Model a project with contains for internal structure, implements for the concepts it realizes, and depends_on for external dependencies:

create(kind="entity", entity_kind="project", name="lattice-inference",
       properties={"status": "implemented"})

link(source_id="<lattice_id>", target_id="<flash_id>", relation="implements")
link(source_id="<lattice_id>", target_id="<tokio_id>", relation="depends_on")

People and organizations

create(kind="entity", entity_kind="person", name="Tri Dao")
create(kind="entity", entity_kind="org", name="Princeton")

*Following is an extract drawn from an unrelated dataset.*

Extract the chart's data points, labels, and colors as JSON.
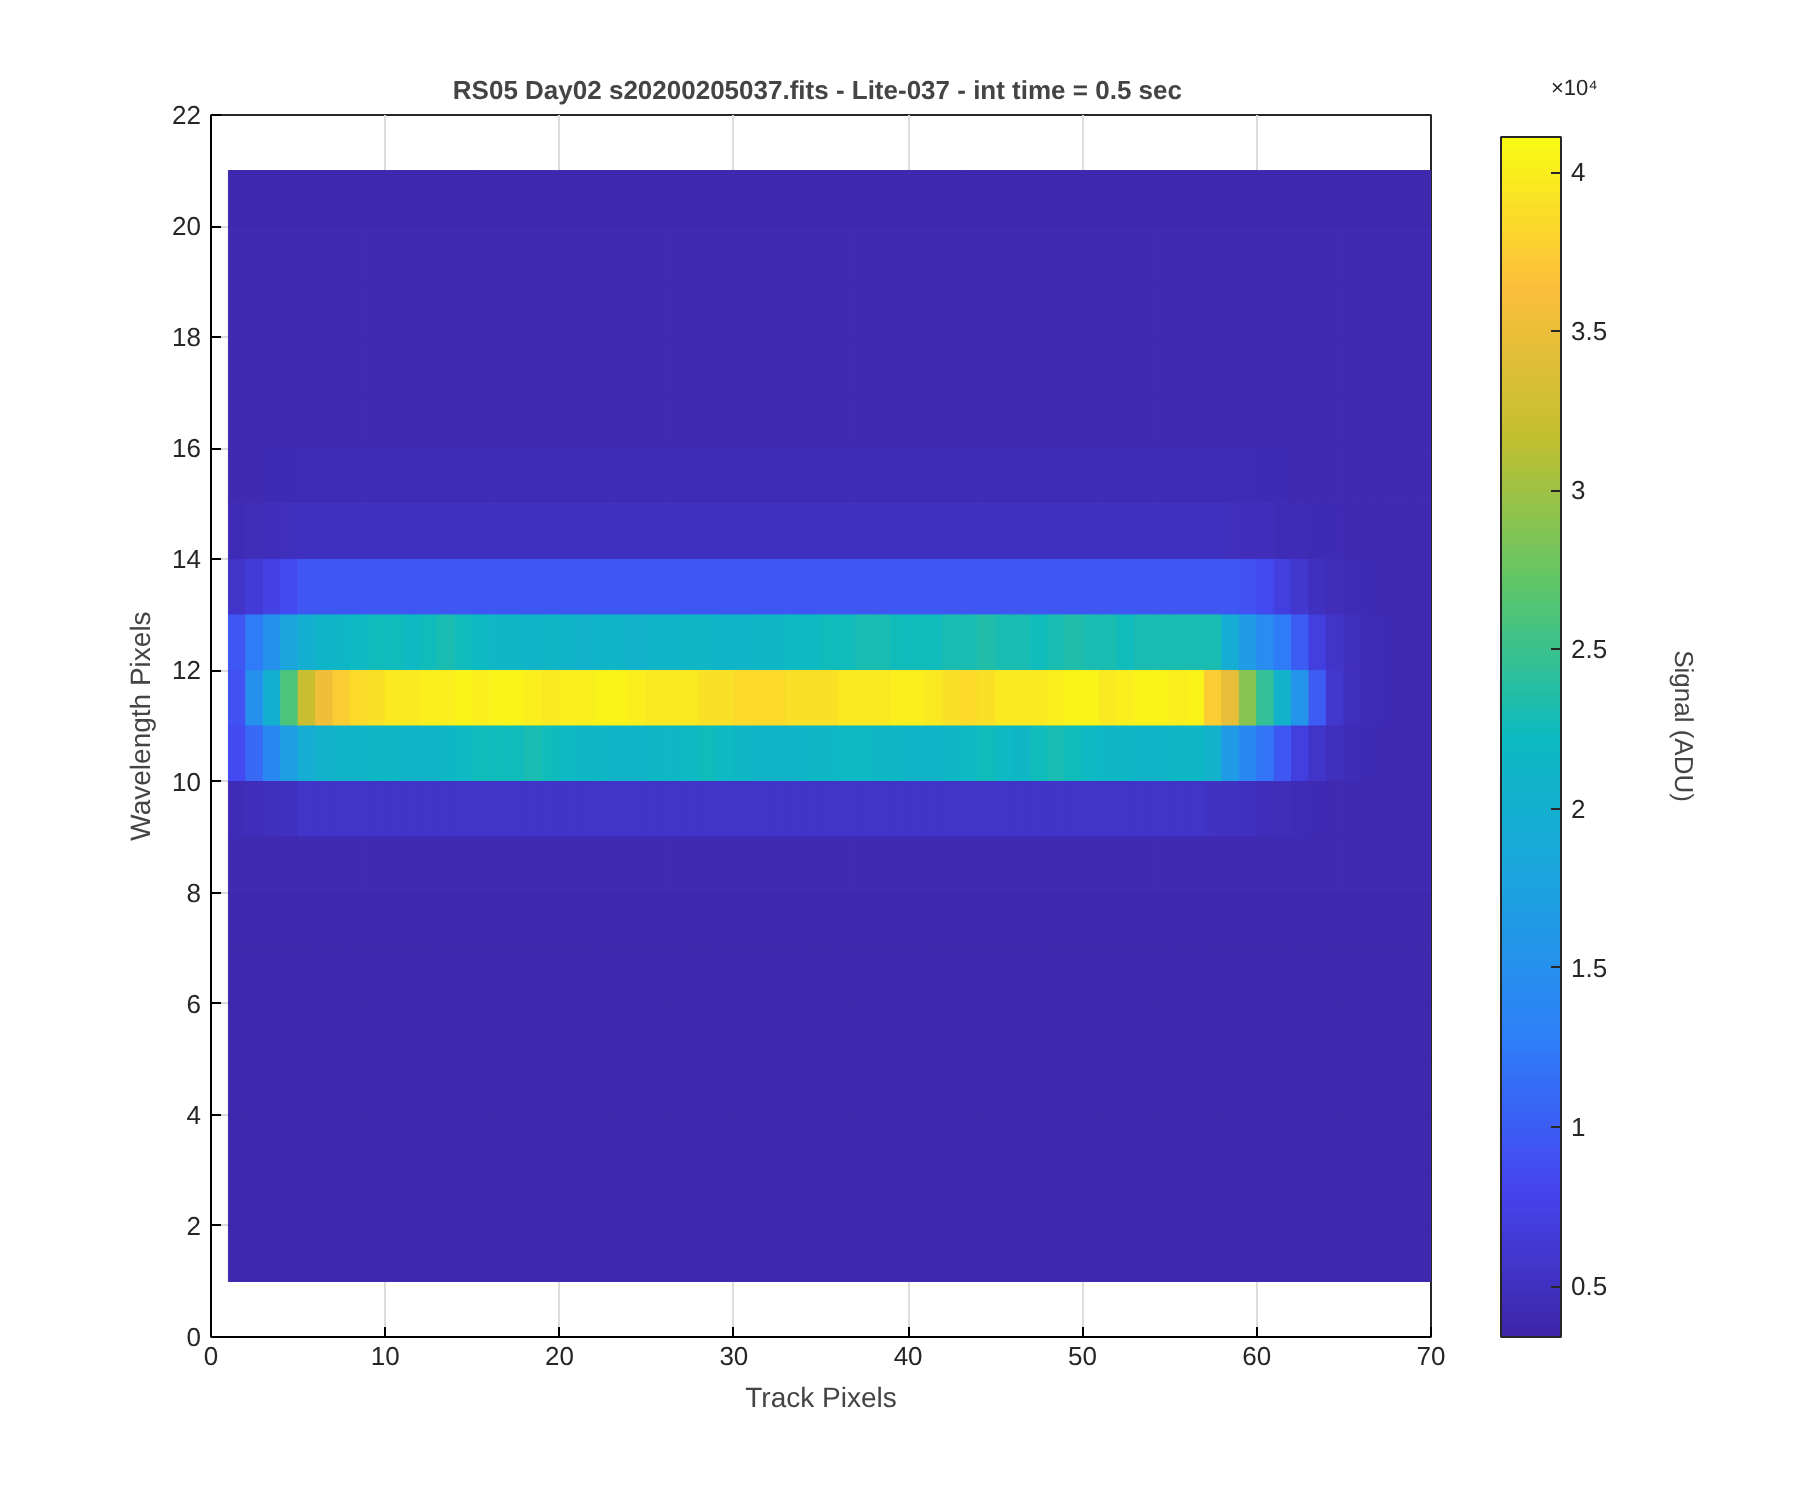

link(source_id="<person_id>", target_id="<org_id>", relation="part_of")

Decision records

Use decision notes that annotate the entities they concern:

create(kind="note", note_kind="decision",
       content="We will use FlashAttention-2 over vanilla attention because memory reduction is critical for 70B inference",
       annotates=["<flash2_id>", "<project_id>"])

Temporal chains

For versioned artifacts or sequential papers:

link(source_id="<flash1_id>", target_id="<flash2_id>", relation="precedes")
link(source_id="<flash2_id>", target_id="<flash3_id>", relation="precedes")
link(source_id="<flash3_id>", target_id="<flash2_id>", relation="supersedes")

Anti-patterns

Pattern Problem Fix
Storing findings only as notes Notes are temporal context; entities are structural. A concept worth naming deserves an entity. Create the entity, then annotate it with notes.
Creating duplicate entities Fragments the graph, splits edges. Always search before create. If found, link to it.
Using ad-hoc relation names link(relation="uses") will be rejected. Map to the 15 closed relations. If none fit, use a property.
Reversed introduced_by paper → concept is wrong. Direction is concept → paper (the paper introduces the concept).
Over-noting 20 observations but zero entities. Extract the structural content into entities first.
Under-linking Entities with 0-1 edges are orphans. Target 5+ edges per entity. Below 3 means the entity needs more context.
Version numbers in names “LoRA v2” instead of “QLoRA”. Version info goes in properties. Names are canonical short forms.

Edge density

Sparse graphs are useless for traversal. Target minimums:

Entity kind Min edges What to link
concept (algorithm) 4 extends or instance_of (parent), introduced_by (paper), competes_with (alternatives)
concept (paper) 2 introduced_by edges from concepts it introduced
project 3 implements (concepts), depends_on (deps), contains/part_of (structure)
person 1 introduced_by edges from their work

Overall target: 5+ edges per entity average. Check with stats(); if total_edges / total_entities is below 4, the graph needs polish.